Feature | GPT-4 | GPT-5 (Expected) |
---|---|---|
Reasoning Ability | Strong, occasional logic gaps | Near PhD-level reasoning |
Multimodality | Text, images, voice | Text, images, voice, video |
Context Memory | Up to ~128k tokens | Up to ~1 million tokens |
Agent Autonomy | Limited, needs frequent input | More independent, multi-step tasks |
Speed Options | One main model | Flagship, Mini, Nano versions |
Media Support | No video support | Full video understanding & generation |
OpenAI stressed that GPT-5 will spend less time in Fantasyland than prior versions. This is welcome news, assuming that it’s true. They made reference to percentages better but they didn’t show their work. My gut says it will be directionally (and probably significantly) better but not yet perfect.
Some people have used voice to access ChatGPT in prior versions. There has clearly been a major effort to elevate voice to the same level as text input. I am not yet clear how much of their usage this will represent but it is definitely a great option. My skepticism is based in part on being overly optimistic about how quickly Alexa would revolutionize commerce for Amazon. I envisioned a world where people in kitchens would be ordering groceries while they cooked but I haven’t seen that happen. Typing may still be the preferred input method for many people.
This will go into both categories. They tried to demo how easy it is to develop web applications using GPT-5. One fellow “developed” an app to teach his girlfriend how to speak French with his family. It kinda, sorta worked but looked like a high school class project. They claim that coders prefer working in GPT-5 but didn’t show their work or sources. They also showed how GPT-5 could help with debugging. Put this in the bucket of “great if it actually happens”.
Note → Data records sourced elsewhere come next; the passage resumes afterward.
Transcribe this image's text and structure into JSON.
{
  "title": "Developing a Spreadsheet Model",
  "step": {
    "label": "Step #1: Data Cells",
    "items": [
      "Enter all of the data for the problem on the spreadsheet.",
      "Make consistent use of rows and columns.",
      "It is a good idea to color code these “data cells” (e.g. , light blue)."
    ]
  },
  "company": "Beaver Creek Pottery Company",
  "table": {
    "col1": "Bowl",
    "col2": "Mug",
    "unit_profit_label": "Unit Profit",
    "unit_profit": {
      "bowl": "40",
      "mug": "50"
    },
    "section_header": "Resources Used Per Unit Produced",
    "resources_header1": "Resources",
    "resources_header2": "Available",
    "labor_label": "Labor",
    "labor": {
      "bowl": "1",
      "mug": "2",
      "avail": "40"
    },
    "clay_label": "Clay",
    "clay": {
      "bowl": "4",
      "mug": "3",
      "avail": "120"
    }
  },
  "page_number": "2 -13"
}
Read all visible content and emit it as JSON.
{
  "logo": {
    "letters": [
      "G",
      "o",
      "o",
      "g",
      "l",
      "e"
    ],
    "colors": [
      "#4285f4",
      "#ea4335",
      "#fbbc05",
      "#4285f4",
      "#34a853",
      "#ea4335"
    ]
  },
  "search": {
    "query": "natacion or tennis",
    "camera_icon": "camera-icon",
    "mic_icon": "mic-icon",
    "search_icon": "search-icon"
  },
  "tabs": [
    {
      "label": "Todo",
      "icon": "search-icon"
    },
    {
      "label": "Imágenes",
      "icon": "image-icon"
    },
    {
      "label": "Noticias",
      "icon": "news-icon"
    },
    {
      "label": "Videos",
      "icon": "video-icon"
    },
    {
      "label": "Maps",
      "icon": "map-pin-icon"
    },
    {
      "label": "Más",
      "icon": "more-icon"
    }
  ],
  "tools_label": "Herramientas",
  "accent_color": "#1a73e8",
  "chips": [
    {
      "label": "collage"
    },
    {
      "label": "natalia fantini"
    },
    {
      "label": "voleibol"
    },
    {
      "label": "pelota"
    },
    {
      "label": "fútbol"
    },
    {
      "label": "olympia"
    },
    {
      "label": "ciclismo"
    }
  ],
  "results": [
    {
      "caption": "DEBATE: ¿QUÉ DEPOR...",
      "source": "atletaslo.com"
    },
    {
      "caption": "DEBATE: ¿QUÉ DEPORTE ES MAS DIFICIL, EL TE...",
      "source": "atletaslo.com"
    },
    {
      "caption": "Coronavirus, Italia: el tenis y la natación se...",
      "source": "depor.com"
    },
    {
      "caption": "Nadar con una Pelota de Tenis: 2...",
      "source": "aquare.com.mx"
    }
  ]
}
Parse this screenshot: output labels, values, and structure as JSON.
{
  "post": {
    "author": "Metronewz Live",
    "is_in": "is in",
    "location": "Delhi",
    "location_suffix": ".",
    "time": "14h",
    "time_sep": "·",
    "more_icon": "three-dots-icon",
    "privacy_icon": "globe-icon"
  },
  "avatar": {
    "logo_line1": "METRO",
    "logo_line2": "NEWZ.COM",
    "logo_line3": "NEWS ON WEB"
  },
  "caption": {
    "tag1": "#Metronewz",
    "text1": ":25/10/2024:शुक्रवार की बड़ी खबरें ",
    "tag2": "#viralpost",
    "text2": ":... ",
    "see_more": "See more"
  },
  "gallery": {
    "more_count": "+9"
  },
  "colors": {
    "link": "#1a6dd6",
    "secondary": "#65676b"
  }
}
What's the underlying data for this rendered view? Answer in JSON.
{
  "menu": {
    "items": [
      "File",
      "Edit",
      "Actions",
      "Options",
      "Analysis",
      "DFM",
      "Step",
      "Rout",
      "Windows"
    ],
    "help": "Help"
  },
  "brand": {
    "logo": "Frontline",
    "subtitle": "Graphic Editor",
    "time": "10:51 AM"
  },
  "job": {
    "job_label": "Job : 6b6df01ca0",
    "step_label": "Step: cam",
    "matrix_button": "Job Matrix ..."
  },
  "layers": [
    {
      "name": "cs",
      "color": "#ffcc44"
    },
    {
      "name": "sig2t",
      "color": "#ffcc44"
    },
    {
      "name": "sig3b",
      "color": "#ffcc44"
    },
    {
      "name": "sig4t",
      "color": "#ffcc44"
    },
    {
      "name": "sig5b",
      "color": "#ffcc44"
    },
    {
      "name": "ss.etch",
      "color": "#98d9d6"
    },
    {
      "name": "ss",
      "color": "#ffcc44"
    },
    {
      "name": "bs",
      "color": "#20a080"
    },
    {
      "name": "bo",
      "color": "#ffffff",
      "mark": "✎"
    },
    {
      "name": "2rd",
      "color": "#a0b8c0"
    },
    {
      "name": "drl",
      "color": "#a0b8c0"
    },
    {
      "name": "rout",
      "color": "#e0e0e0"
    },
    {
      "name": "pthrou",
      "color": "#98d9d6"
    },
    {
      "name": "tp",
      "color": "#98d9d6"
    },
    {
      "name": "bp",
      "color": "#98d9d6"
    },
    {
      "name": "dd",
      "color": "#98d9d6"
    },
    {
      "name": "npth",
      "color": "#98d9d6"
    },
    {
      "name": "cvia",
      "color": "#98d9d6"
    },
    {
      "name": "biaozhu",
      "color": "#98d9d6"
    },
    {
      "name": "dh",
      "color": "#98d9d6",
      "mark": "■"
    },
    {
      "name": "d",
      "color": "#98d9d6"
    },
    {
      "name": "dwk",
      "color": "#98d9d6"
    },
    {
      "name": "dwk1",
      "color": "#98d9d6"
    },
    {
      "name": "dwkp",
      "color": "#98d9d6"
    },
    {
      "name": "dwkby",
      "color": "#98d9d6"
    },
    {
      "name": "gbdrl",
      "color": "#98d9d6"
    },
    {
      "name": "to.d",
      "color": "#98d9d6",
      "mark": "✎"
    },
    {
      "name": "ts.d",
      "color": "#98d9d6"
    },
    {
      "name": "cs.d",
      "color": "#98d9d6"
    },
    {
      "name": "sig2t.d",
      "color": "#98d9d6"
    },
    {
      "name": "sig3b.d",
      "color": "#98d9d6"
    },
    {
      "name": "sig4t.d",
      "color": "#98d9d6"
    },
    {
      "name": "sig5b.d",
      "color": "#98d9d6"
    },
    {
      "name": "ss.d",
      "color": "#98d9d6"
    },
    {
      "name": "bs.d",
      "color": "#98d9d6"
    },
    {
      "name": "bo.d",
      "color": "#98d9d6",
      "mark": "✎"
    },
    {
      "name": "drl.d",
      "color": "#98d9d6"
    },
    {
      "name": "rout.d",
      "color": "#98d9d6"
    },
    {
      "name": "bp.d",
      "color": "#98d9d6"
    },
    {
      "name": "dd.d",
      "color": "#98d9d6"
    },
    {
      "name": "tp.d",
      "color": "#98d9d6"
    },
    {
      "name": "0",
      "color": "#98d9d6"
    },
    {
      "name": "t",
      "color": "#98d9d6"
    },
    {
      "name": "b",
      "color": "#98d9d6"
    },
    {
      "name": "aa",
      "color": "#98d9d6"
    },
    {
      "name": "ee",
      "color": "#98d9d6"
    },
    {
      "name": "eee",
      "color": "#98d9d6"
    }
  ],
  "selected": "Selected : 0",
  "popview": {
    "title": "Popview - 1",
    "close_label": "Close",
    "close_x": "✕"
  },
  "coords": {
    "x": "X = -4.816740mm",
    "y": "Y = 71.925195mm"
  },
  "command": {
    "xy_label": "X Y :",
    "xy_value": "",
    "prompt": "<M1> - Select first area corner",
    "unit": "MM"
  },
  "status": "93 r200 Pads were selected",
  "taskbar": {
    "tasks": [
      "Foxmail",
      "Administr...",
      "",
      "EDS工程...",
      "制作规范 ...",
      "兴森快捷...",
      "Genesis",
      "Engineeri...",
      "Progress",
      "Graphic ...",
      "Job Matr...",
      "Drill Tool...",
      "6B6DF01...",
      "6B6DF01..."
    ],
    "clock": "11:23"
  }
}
First, do no harm. It sounds as if OpenAI is taking its responsibilities to society seriously. There was discussion of how GPT-5 would respond to problematic searches. It will provide more context as to why something is wrong, unethical or dangerous. They are terming this “safe completion”. Will be worth continuing to track this over time.
Maybe Apple and others have spoiled us, but the actual presentation was amateurish. They ran nervous product people on and off of the stage in three minute segments. A lot of the “jokes” felt unscripted and awkward. I know it’s about the product, not the packaging, but it feels like it is time for them to up their game.
One very interesting example showed how a parent might help their high schooler with a science report on the Bernoulli effect. So far, so good. The presenter then asked “Wouldn’t it be great to have an animation that showed this?” Yes! And, if she had continued to explain it in layman’s terms, it would have been very great. Instead she said “create an SVG using Canva” and showed a bunch of Python code. There is still an opportunity to make the power of ChatGPT 5.0 more accessible to the average user but it needs to be pitched at that level.
One of the leading AI scientists is Daniel Kokotajlo. He was a top engineer at OpenAI before leaving. He is also the main author of AI 2027, a very well documented and reasoned study of the development path for AI. According to that paper, it will still take two or three years for AI to really do much of a developer’s job. OpenAI pretty much claimed they are heading there with GPT-5. Not sure that I buy this. Again, directionally perhaps. All the way? Not until I see more.